The top detections are in fact a person and bicycle. Picking good localizations is a work in progress; we pick the top-scoring person and bicycle detections.

In [7]:

# Find, print, and display the top detections: person and bicycle.
i = predictions_df['person'].argmax()
j = predictions_df['bicycle'].argmax()

# Show top predictions for top detection.
f = pd.Series(df['prediction'].iloc[i], index=labels_df['name'])
print('Top detection:')
print(f.order(ascending=False)[:5])
print('')

# Show top predictions for second-best detection.
f = pd.Series(df['prediction'].iloc[j], index=labels_df['name'])
print('Second-best detection:')
print(f.order(ascending=False)[:5])

# Show top detection in red, second-best top detection in blue.
im = plt.imread('examples/images/fish-bike.jpg')
plt.imshow(im)
currentAxis = plt.gca()

det = df.iloc[i]
coords = (det['xmin'], det['ymin']), det['xmax'] - det['xmin'], det['ymax'] - det['ymin']
currentAxis.add_patch(plt.Rectangle(*coords, fill=False, edgecolor='r', linewidth=5))

det = df.iloc[j]
coords = (det['xmin'], det['ymin']), det['xmax'] - det['xmin'], det['ymax'] - det['ymin']
currentAxis.add_patch(plt.Rectangle(*coords, fill=False, edgecolor='b', linewidth=5))

Top detection:
name
person             1.839884
swimming trunks   -1.157806
turtle            -1.168884
tie               -1.217268
rubber eraser     -1.246662
dtype: float32

Second-best detection:
name
bicycle     0.855625
unicycle   -0.334367
scorpion   -0.824552
lobster    -0.965544
lamp       -1.076225
dtype: float32

Out[7]:

<matplotlib.patches.Rectangle at 0x7faa0d746c50>

That's cool. Let's take all 'bicycle' detections and NMS them to get rid of overlapping windows.

In [8]:

def nms_detections(dets, overlap=0.3):
    """
    Non-maximum suppression: Greedily select high-scoring detections and
    skip detections that are significantly covered by a previously
    selected detection.

    This version is translated from Matlab code by Tomasz Malisiewicz,
    who sped up Pedro Felzenszwalb's code.

    Parameters
    ----------
    dets: ndarray
        each row is ['xmin', 'ymin', 'xmax', 'ymax', 'score']
    overlap: float
        minimum overlap ratio (0.3 default)

    Output
    ------
    dets: ndarray
        remaining after suppression.
    """
    x1 = dets[:, 0]
    y1 = dets[:, 1]
    x2 = dets[:, 2]
    y2 = dets[:, 3]
    ind = np.argsort(dets[:, 4])

    w = x2 - x1
    h = y2 - y1
    area = (w * h).astype(float)

    pick = []
    while len(ind) > 0:
        i = ind[-1]
        pick.append(i)
        ind = ind[:-1]

        xx1 = np.maximum(x1[i], x1[ind])
        yy1 = np.maximum(y1[i], y1[ind])
        xx2 = np.minimum(x2[i], x2[ind])
        yy2 = np.minimum(y2[i], y2[ind])

        w = np.maximum(0., xx2 - xx1)
        h = np.maximum(0., yy2 - yy1)

        wh = w * h
        o = wh / (area[i] + area[ind] - wh)

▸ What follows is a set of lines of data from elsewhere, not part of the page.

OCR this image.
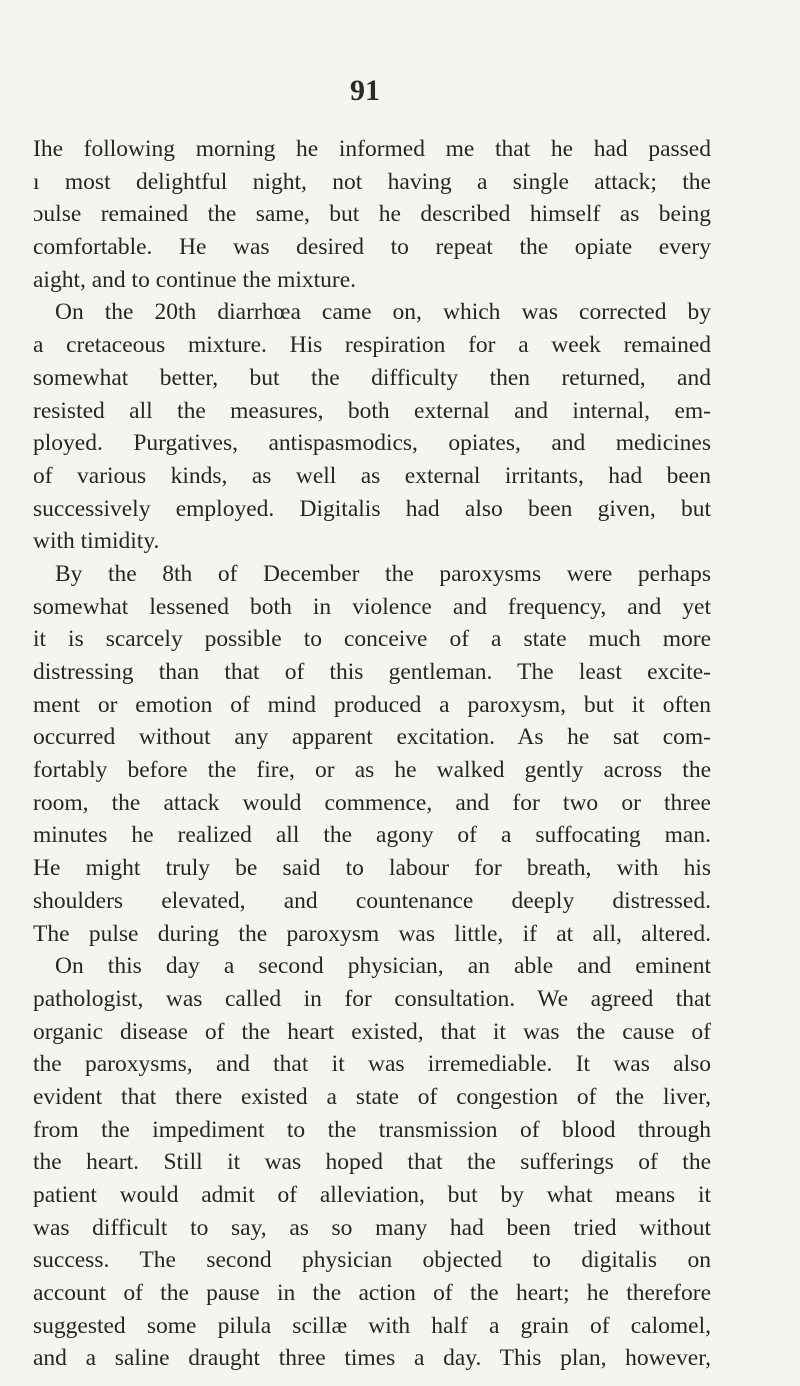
91
Ihe following morning he informed me that he had passed
ı most delightful night, not having a single attack; the
ɔulse remained the same, but he described himself as being
comfortable. He was desired to repeat the opiate every
aight, and to continue the mixture.
On the 20th diarrhœa came on, which was corrected by
a cretaceous mixture. His respiration for a week remained
somewhat better, but the difficulty then returned, and
resisted all the measures, both external and internal, em-
ployed. Purgatives, antispasmodics, opiates, and medicines
of various kinds, as well as external irritants, had been
successively employed. Digitalis had also been given, but
with timidity.
By the 8th of December the paroxysms were perhaps
somewhat lessened both in violence and frequency, and yet
it is scarcely possible to conceive of a state much more
distressing than that of this gentleman. The least excite-
ment or emotion of mind produced a paroxysm, but it often
occurred without any apparent excitation. As he sat com-
fortably before the fire, or as he walked gently across the
room, the attack would commence, and for two or three
minutes he realized all the agony of a suffocating man.
He might truly be said to labour for breath, with his
shoulders elevated, and countenance deeply distressed.
The pulse during the paroxysm was little, if at all, altered.
On this day a second physician, an able and eminent
pathologist, was called in for consultation. We agreed that
organic disease of the heart existed, that it was the cause of
the paroxysms, and that it was irremediable. It was also
evident that there existed a state of congestion of the liver,
from the impediment to the transmission of blood through
the heart. Still it was hoped that the sufferings of the
patient would admit of alleviation, but by what means it
was difficult to say, as so many had been tried without
success. The second physician objected to digitalis on
account of the pause in the action of the heart; he therefore
suggested some pilula scillæ with half a grain of calomel,
and a saline draught three times a day. This plan, however,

        ind = ind[np.nonzero(o <= overlap)[0]]

    return dets[pick, :]

In [9]:

scores = predictions_df['bicycle']
windows = df[['xmin', 'ymin', 'xmax', 'ymax']].values
dets = np.hstack((windows, scores[:, np.newaxis]))
nms_dets = nms_detections(dets)

Show top 3 NMS'd detections for 'bicycle' in the image and note the gap between the top scoring box (red) and the remaining boxes.

In [10]:

plt.imshow(im)
currentAxis = plt.gca()
colors = ['r', 'b', 'y']
for c, det in zip(colors, nms_dets[:3]):
    currentAxis.add_patch(
        plt.Rectangle((det[0], det[1]), det[2]-det[0], det[3]-det[1],
        fill=False, edgecolor=c, linewidth=5)
    )
print 'scores:', nms_dets[:3, 4]

scores: [ 0.85562468 -0.73134422 -1.33959854]

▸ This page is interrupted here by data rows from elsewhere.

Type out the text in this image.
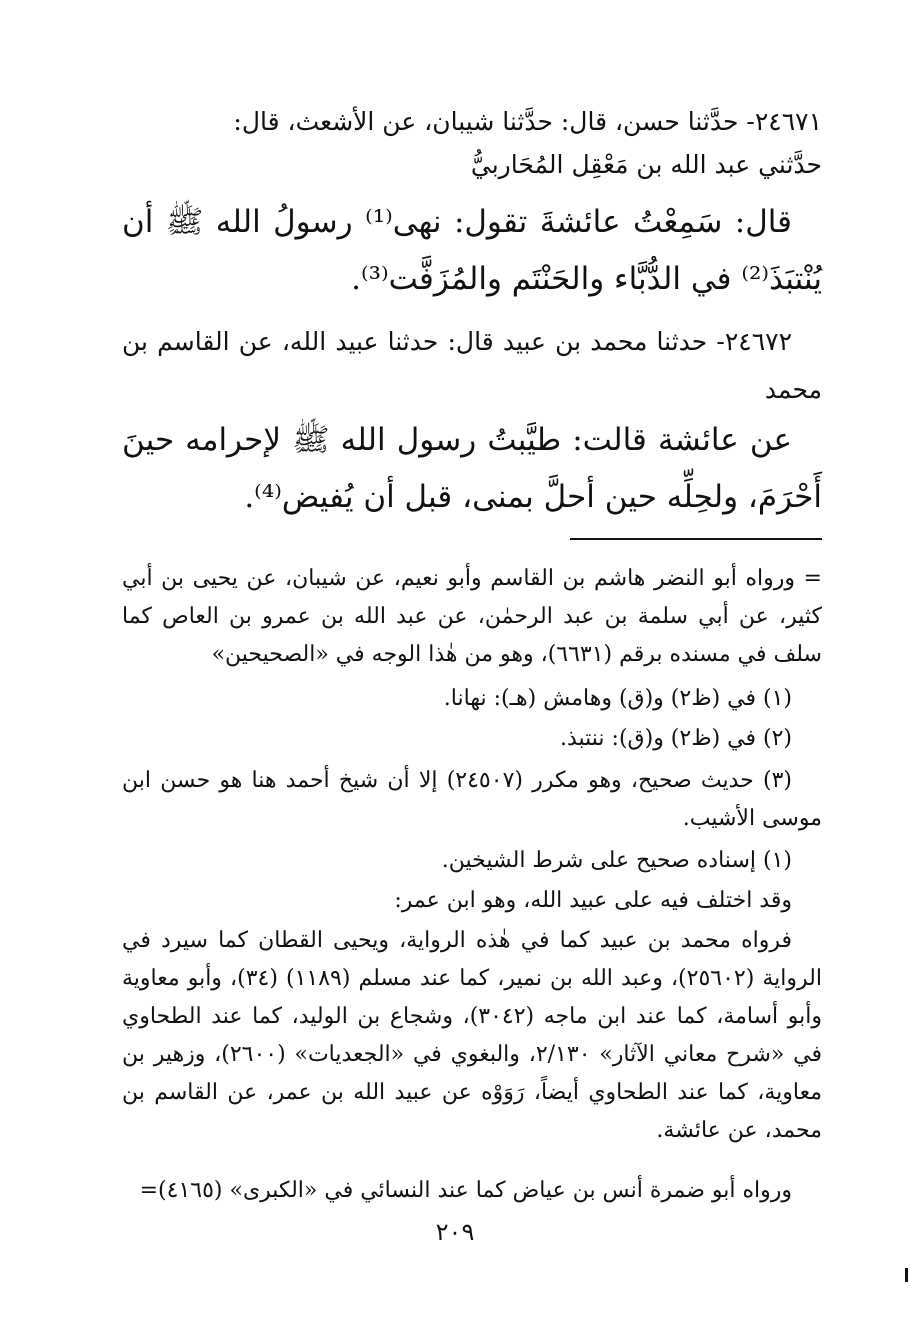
٢٤٦٧١- حدَّثنا حسن، قال: حدَّثنا شيبان، عن الأشعث، قال:
حدَّثني عبد الله بن مَعْقِل المُحَاربيُّ
قال: سَمِعْتُ عائشةَ تقول: نهى⁽¹⁾ رسولُ الله ﷺ أن يُنْتبَذَ⁽²⁾ في الدُّبَّاء والحَنْتَم والمُزَفَّت⁽³⁾.
٢٤٦٧٢- حدثنا محمد بن عبيد قال: حدثنا عبيد الله، عن القاسم بن محمد
عن عائشة قالت: طيَّبتُ رسول الله ﷺ لإحرامه حينَ أَحْرَمَ، ولحِلِّه حين أحلَّ بمنى، قبل أن يُفيض⁽⁴⁾.
= ورواه أبو النضر هاشم بن القاسم وأبو نعيم، عن شيبان، عن يحيى بن أبي كثير، عن أبي سلمة بن عبد الرحمٰن، عن عبد الله بن عمرو بن العاص كما سلف في مسنده برقم (٦٦٣١)، وهو من هٰذا الوجه في «الصحيحين»
(١) في (ظ٢) و(ق) وهامش (هـ): نهانا.
(٢) في (ظ٢) و(ق): ننتبذ.
(٣) حديث صحيح، وهو مكرر (٢٤٥٠٧) إلا أن شيخ أحمد هنا هو حسن ابن موسى الأشيب.
(١) إسناده صحيح على شرط الشيخين.
وقد اختلف فيه على عبيد الله، وهو ابن عمر:
فرواه محمد بن عبيد كما في هٰذه الرواية، ويحيى القطان كما سيرد في الرواية (٢٥٦٠٢)، وعبد الله بن نمير، كما عند مسلم (١١٨٩) (٣٤)، وأبو معاوية وأبو أسامة، كما عند ابن ماجه (٣٠٤٢)، وشجاع بن الوليد، كما عند الطحاوي في «شرح معاني الآثار» ٢/١٣٠، والبغوي في «الجعديات» (٢٦٠٠)، وزهير بن معاوية، كما عند الطحاوي أيضاً، رَوَوْه عن عبيد الله بن عمر، عن القاسم بن محمد، عن عائشة.
ورواه أبو ضمرة أنس بن عياض كما عند النسائي في «الكبرى» (٤١٦٥)=
٢٠٩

This was an easy instance for bicycle as it was in the class's training set. However, the person result is a true detection since this was not in the set for that class.

You should try out detection on an image of your own next!

(Remove the temp directory to clean up, and we're done.)

In [11]:

!rm -rf _temp